Maatregelen van orde
Ter bescherming van de belangen van de organisatie kunnen zogenaamde ordemaatregelen getroffen worden die de werknemer rechtstreeks in zijn dienstverband kunnen raken.
Personeelsinstrumenten
Iedere leidinggevende moet in staat zijn om een goed gesprek te kunnen voeren met zijn/haar medewerkers. Alle personeelsinstrumenten (40+) die men reeds in handen heeft, worden besproken.
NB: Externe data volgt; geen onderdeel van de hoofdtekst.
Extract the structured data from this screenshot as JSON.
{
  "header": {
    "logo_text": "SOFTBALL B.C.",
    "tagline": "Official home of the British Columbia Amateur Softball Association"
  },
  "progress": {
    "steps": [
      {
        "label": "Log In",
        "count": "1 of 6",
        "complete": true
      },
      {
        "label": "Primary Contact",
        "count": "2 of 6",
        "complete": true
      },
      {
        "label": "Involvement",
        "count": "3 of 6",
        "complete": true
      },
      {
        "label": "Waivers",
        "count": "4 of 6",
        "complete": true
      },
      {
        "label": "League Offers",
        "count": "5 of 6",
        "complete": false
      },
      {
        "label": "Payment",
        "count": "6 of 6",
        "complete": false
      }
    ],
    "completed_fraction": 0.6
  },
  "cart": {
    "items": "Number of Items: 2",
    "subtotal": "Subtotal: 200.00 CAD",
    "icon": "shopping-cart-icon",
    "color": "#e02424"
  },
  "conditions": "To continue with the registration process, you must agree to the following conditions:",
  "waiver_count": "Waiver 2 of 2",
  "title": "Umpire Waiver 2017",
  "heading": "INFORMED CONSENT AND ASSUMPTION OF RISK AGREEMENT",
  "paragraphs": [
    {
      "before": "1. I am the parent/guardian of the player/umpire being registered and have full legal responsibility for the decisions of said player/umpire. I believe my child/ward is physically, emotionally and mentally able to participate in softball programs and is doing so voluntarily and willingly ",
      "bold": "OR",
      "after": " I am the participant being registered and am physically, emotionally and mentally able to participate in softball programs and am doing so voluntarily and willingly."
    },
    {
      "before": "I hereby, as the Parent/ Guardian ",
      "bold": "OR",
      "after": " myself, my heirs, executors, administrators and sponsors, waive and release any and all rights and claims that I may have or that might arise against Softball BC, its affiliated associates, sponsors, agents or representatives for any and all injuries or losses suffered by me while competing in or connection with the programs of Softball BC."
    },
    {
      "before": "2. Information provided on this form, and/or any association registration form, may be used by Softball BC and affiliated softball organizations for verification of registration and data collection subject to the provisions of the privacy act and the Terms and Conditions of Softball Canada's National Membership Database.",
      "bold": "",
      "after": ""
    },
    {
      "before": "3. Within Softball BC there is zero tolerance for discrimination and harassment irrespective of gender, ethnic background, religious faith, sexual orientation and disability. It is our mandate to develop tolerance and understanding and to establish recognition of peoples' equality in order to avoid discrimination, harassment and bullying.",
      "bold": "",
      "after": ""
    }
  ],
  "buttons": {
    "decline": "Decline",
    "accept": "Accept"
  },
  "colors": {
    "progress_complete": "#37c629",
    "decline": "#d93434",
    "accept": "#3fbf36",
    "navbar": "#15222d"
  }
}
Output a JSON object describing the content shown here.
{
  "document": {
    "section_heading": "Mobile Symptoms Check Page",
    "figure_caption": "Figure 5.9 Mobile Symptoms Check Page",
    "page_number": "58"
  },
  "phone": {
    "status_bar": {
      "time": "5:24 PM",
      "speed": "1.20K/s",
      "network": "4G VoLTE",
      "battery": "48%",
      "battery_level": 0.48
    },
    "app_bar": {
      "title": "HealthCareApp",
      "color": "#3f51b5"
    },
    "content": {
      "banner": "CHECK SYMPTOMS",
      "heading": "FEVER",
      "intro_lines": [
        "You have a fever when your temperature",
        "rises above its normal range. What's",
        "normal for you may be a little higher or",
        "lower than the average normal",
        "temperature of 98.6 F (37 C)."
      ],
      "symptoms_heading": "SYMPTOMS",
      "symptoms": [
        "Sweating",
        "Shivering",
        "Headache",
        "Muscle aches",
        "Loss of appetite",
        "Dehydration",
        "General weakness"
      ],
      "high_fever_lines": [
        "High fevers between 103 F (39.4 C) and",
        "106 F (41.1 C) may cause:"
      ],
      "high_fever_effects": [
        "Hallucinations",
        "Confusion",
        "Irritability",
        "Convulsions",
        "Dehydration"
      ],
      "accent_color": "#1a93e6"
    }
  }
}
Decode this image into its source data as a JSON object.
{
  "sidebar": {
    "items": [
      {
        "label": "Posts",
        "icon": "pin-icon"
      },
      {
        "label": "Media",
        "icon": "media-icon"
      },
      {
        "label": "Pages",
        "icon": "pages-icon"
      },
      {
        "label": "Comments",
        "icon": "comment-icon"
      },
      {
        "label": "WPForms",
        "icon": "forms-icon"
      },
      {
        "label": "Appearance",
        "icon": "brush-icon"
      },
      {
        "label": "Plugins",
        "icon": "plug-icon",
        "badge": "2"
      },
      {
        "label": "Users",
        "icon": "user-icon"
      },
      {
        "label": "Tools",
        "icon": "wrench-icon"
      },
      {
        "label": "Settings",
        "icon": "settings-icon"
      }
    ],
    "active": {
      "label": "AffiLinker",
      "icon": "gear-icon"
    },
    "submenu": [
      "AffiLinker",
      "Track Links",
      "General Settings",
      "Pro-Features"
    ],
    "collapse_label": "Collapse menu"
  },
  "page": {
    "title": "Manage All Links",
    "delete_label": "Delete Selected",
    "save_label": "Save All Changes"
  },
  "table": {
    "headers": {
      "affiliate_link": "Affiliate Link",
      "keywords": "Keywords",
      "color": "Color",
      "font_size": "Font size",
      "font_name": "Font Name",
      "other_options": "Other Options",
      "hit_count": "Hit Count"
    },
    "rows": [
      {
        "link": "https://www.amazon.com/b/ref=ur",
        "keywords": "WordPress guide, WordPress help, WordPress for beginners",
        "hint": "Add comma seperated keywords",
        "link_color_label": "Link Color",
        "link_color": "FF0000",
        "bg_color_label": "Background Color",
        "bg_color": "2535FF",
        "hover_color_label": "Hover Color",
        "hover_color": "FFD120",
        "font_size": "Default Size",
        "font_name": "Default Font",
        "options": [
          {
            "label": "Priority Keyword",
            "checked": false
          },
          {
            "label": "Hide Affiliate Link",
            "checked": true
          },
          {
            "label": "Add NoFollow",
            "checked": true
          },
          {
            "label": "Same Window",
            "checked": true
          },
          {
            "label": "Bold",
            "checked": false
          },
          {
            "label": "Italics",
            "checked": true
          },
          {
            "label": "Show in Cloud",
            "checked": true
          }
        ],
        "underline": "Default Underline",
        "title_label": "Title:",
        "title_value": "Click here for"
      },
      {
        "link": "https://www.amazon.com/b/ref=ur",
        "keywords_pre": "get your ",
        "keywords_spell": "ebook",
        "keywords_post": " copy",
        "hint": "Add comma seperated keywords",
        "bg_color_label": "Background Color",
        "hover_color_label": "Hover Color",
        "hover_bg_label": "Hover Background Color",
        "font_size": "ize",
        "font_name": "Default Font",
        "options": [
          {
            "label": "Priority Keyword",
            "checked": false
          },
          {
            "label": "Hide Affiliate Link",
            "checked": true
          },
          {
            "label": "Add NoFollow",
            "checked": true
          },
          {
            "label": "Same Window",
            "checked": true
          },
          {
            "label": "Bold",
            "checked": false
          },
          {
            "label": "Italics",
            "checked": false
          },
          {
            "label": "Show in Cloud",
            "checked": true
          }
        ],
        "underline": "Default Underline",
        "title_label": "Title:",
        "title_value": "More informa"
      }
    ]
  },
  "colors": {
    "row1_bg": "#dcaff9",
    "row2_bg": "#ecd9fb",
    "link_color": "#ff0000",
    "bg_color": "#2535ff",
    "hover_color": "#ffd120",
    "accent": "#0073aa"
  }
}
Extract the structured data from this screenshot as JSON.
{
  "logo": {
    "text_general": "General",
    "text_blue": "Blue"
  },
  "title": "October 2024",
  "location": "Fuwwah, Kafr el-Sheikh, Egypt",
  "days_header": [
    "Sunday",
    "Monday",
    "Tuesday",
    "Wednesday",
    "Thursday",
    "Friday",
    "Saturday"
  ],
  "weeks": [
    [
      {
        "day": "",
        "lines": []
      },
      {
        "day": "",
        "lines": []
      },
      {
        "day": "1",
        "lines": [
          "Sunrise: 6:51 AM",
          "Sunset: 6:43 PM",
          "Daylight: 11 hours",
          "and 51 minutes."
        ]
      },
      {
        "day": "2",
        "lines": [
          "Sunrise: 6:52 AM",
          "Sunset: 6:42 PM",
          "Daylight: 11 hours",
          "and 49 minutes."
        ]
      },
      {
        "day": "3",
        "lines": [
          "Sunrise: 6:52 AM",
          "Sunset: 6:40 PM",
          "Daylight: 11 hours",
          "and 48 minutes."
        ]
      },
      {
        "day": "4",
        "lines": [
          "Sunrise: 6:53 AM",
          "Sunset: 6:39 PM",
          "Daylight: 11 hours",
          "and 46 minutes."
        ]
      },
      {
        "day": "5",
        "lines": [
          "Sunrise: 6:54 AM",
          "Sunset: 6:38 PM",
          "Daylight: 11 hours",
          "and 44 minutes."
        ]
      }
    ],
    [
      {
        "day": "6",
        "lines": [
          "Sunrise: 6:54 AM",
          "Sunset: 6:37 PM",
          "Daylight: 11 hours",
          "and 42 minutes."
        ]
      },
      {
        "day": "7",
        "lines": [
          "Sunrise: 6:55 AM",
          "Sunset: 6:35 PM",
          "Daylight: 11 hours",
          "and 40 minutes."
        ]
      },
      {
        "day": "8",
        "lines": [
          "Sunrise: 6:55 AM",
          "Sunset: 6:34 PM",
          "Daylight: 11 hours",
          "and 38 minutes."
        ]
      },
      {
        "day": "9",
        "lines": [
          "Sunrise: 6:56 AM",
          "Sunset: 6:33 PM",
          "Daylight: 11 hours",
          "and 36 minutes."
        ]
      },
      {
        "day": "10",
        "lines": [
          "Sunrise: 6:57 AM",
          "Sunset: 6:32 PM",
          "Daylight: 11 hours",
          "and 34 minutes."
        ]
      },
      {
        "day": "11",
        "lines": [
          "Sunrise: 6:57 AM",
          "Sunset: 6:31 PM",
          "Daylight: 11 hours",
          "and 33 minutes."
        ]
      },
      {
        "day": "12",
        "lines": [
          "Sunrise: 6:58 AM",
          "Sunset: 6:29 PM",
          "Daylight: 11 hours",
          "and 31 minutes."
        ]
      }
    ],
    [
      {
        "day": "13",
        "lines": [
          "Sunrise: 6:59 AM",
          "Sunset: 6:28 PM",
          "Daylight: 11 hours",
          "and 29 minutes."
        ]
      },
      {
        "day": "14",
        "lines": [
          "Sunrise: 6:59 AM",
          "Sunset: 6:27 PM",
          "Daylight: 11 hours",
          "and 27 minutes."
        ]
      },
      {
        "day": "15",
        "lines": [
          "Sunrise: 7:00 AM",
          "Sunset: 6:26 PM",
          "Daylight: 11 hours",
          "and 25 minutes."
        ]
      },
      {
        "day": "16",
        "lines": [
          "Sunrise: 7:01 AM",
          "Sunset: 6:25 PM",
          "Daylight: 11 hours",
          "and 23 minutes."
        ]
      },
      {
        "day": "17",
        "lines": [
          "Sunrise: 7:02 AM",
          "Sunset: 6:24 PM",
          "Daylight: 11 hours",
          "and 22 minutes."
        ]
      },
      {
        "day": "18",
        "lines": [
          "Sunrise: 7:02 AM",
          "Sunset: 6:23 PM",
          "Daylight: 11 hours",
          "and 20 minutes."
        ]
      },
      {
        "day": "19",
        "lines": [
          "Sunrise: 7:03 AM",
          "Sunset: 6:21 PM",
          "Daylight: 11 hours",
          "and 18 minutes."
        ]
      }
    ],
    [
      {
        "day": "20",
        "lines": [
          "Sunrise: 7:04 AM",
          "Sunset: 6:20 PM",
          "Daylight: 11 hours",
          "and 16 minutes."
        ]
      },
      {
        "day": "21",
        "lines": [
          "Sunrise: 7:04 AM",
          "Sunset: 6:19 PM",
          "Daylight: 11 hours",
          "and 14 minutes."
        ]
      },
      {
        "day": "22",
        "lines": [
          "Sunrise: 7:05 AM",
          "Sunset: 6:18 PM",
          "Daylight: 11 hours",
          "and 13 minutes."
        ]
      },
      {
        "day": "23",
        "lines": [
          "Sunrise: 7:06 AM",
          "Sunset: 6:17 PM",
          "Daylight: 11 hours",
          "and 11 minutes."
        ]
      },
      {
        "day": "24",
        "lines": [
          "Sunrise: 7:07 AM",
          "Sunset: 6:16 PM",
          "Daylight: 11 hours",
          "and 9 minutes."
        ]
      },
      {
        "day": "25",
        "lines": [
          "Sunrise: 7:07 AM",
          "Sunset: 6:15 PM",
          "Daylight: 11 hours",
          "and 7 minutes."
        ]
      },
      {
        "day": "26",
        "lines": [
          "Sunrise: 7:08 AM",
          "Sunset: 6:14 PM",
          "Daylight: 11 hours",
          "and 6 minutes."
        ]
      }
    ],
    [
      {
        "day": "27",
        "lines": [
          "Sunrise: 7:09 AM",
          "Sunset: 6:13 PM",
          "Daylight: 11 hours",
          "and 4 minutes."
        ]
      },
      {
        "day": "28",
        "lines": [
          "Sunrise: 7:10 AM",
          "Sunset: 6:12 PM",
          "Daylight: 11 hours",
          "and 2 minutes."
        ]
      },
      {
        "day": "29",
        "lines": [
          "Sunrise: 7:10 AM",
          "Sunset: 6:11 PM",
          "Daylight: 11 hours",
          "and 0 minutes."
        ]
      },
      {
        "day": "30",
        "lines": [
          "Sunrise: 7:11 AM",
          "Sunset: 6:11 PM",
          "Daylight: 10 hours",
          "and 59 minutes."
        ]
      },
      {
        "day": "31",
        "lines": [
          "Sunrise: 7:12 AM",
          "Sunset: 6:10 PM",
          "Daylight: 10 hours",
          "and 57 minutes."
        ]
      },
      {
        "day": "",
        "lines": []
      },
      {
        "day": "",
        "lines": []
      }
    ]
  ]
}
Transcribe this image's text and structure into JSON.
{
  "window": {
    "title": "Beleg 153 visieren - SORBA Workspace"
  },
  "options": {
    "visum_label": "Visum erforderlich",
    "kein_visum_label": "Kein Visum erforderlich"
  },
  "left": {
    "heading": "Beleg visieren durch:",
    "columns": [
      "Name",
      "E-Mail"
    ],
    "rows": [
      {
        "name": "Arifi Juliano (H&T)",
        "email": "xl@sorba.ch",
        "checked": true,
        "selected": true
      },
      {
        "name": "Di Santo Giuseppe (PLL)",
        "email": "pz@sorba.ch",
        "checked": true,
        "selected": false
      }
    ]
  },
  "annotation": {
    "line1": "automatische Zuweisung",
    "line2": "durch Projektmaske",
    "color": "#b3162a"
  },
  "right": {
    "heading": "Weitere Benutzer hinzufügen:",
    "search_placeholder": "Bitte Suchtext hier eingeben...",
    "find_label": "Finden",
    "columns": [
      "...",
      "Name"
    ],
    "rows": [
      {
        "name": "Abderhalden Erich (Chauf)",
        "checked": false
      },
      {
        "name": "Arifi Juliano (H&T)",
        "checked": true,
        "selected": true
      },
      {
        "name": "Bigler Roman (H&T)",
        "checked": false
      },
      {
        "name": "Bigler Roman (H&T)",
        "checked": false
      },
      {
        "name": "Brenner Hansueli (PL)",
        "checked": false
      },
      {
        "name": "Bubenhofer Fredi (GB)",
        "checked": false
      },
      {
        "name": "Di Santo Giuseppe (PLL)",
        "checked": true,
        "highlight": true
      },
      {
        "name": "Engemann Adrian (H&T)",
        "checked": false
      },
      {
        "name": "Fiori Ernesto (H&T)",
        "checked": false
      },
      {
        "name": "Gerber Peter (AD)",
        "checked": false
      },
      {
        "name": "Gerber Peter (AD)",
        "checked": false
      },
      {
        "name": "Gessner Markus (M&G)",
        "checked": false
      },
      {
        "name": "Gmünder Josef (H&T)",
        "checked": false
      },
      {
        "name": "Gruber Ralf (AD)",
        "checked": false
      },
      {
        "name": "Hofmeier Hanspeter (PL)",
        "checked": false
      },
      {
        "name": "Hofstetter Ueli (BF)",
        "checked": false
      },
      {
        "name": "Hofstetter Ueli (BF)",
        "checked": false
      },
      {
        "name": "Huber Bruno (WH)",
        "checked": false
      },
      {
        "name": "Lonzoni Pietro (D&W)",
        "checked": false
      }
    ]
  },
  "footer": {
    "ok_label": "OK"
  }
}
Oene Bouman was een onderwijzer en een voormalig hoofdinspecteur van politie. Zoals hij lesgeeft, schrijft hij zijn boeken: helder en met structuur. Binnen de JPO-reeks is dit inmiddels zijn vierde boek en als voormalig belangenbehartiger bij de Nederlandse Politiebond (NPB) heeft hij zich gespecialiseerd in het klachtrecht en het tuchtrecht. Hij verzorgt niet alleen opleidingen en trainingen voor professionals, maar geeft ook lezingen en workshops aan verschillende doelgroepen. Momenteel werkt hij veel voor Caribisch Nederland. Daarnaast verricht hij interne onderzoeken bij diverse bestuursorganen. Op die manier koppelt hij de praktijk aan de (beschreven) theorie. Hij is de auteur van Praktijkgids voor leidinggevenden bij signalen van een (integriteits)kwestie.
Over Oene Bouman
Oene Bouman is oprichter van het opleidingsbureau JPO en het onderzoeksbureau Se Conduire (‘zich gedragen’). Hij verzorgt opleidingen en trainingen voor professionals en is tevens internationaal docent, gastspreker, adviseur en onderzoeker. Hij is specialist op het gebied van te verrichten interne onderzoeken binnen bestuursorganen. Met name het klachtrecht (extern en ongewenste omgangsvormen), het bestuursrecht (vermoedens van afbreuk), het tuchtrecht (vermoedens van plichtsverzuim) en het ambtenarenrecht (ontwikkelingsgericht personeelsbeleid) hebben zijn interesse vanwege de mogelijke samenhang met het strafprocesrecht.
Oene Bouman is tevens auteur van vier praktijkgidsen die voornoemde (rechts)gebieden beschrijven, zodat een ieder de kennis kan opdoen die voor hem/haar van belang is. Kennis moet men immers willen delen.